Nel primo libro hai affrontato il dolore della perdita. Come sei riuscita a superarlo?
«Quando è morta mia sorella sono scappata di casa per due giorni. Sono andata a dormire da un'amica e non volevo andare più a scuola. Poi ci sono tornata. Con la maestra siamo uscite a prenderci un tramezzino, abbiamo parlato. Poi ho capito che scappando non avrei placato il dolore. E dopo il funerale ho preso un foglio di carta e ho cercato di liberarmi. E dare un senso a quello che m'era successo».

Perché la scrittura?
«E' un modo per parlare di me. Mi piace condividere le storie che mi vengono in sogno o che immagino. Ogni volta mi dico che non ho l'ispirazione ma quando ho il foglio bianco davanti, riesco a scrivere sempre. E tutto».

Parli di sogno. Perché?
«Nei sogni si rifugiano le mie fantasie e i sogni mi aiutano sempre ad andare avanti, nella vita così come nelle storie dei miei libri».

Quanto c'è di te nei tuoi libri?
«Nel Paradiso di Zoe c'è tutto il dolore per la morte di mia sorella, e il cercare di trovare un modo per fare pace con me stessa e accettare la cosa. In Amiche per le gemme, c'è il mio carattere e il fatto di non sentirmi molto accettata nella scuola media».

Perché non ti sentivi accettata?
«La scuola media è difficile: tre anni sono pochi per conoscerci tra compagni. In classe poi eravamo poche femmine e i maschi sono complicati».

Perché il genere fantasy?
«Rifugiarmi in un mondo fantastico quando le cose non vanno funziona. Riesco a trovare risposte ai miei problemi».

Come?
«E' più facile affrontare le mie paure pensandole nelle sembianze di un mostro: avendole davanti è molto più facile lottarci contro».

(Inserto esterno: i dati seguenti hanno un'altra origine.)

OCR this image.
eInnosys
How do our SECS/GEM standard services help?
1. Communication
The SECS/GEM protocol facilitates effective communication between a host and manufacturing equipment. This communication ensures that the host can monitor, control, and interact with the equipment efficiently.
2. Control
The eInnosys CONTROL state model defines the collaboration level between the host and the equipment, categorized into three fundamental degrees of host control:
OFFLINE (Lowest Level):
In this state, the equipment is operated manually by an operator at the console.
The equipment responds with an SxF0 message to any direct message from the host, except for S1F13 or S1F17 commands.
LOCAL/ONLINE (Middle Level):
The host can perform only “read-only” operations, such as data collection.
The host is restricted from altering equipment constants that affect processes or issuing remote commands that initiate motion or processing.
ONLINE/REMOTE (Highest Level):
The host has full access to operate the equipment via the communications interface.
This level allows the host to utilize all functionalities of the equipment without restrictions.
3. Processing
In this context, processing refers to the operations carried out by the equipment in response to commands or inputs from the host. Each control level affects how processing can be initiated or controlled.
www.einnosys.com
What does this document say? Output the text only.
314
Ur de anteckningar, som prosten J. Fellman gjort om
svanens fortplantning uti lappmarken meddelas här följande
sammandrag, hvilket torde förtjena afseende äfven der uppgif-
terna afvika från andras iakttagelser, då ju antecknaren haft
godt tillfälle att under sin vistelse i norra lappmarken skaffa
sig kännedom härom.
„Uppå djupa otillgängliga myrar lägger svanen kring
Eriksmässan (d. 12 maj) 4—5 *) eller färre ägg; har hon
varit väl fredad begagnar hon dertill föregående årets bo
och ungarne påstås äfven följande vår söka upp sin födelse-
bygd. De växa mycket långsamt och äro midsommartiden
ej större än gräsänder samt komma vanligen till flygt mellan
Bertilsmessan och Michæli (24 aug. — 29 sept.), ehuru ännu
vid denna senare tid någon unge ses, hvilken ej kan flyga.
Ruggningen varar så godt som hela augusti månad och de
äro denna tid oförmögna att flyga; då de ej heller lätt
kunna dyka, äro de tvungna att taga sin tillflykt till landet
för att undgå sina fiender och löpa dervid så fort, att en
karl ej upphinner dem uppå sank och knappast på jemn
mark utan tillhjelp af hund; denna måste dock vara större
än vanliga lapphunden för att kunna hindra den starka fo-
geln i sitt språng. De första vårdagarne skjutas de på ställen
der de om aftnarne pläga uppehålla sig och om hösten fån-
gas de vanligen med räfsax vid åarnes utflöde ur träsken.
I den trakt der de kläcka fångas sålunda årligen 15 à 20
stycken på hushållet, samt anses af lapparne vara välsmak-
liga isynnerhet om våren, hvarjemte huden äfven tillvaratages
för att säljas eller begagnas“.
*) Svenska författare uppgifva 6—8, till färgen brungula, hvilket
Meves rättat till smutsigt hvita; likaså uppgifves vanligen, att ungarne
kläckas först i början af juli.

Roma fa parte della tua creatività? Ti ispira?
«A Roma sono ambientati entrambi i miei libri. Il viaggio fantasy parte sempre da Roma. Per il Paradiso di Zoe sono andata a vedere la Cappella Sistina tante volte».

Cosa ti piace di Roma?
«A Roma non c'è mai silenzio. E io non amo il silenzio, mi rende nervosa. Roma è piena di persone che camminano, parlano al telefono. Piccole scenette che osservo e metto nel libro. E Roma è piena d'arte. Ho avuto una nonna maestra e una mamma che mi hanno insegnato ad apprezzare l'arte e il teatro lirico».

Cosa detesti di Roma?
«Gli autobus. Ne prendo tanti per tornare a casa. Stai lì e aspetti, aspetti».

C'è una libreria del cuore dove ti piace rifugiarti?
«Sì, vicino casa, a piazzale delle Medaglie d'oro. Ma ammetto che mi piace entrare sempre in una libreria quando mi capita di incontrarne una».

Roma è una città per giovani?
«È per giovani, sì, solo che loro non sanno fermarsi per apprezzarla veramente. Pensano che l'arte sia da vecchi».

Ora frequenti il primo anno del liceo classico europeo. A scuola sanno dei tuoi libri?
«Sanno che ho scritto due libri, ma non è una cosa che voglio far pesare. Infatti loro non mi vedono come la scrittrice. Meglio così».

Da grande vuoi fare la scrittrice?
«Si. Mi interessa anche la recitazione, però. E vorrei scrivere per il teatro. Mettere in scena le mie storie è ancora più liberatorio».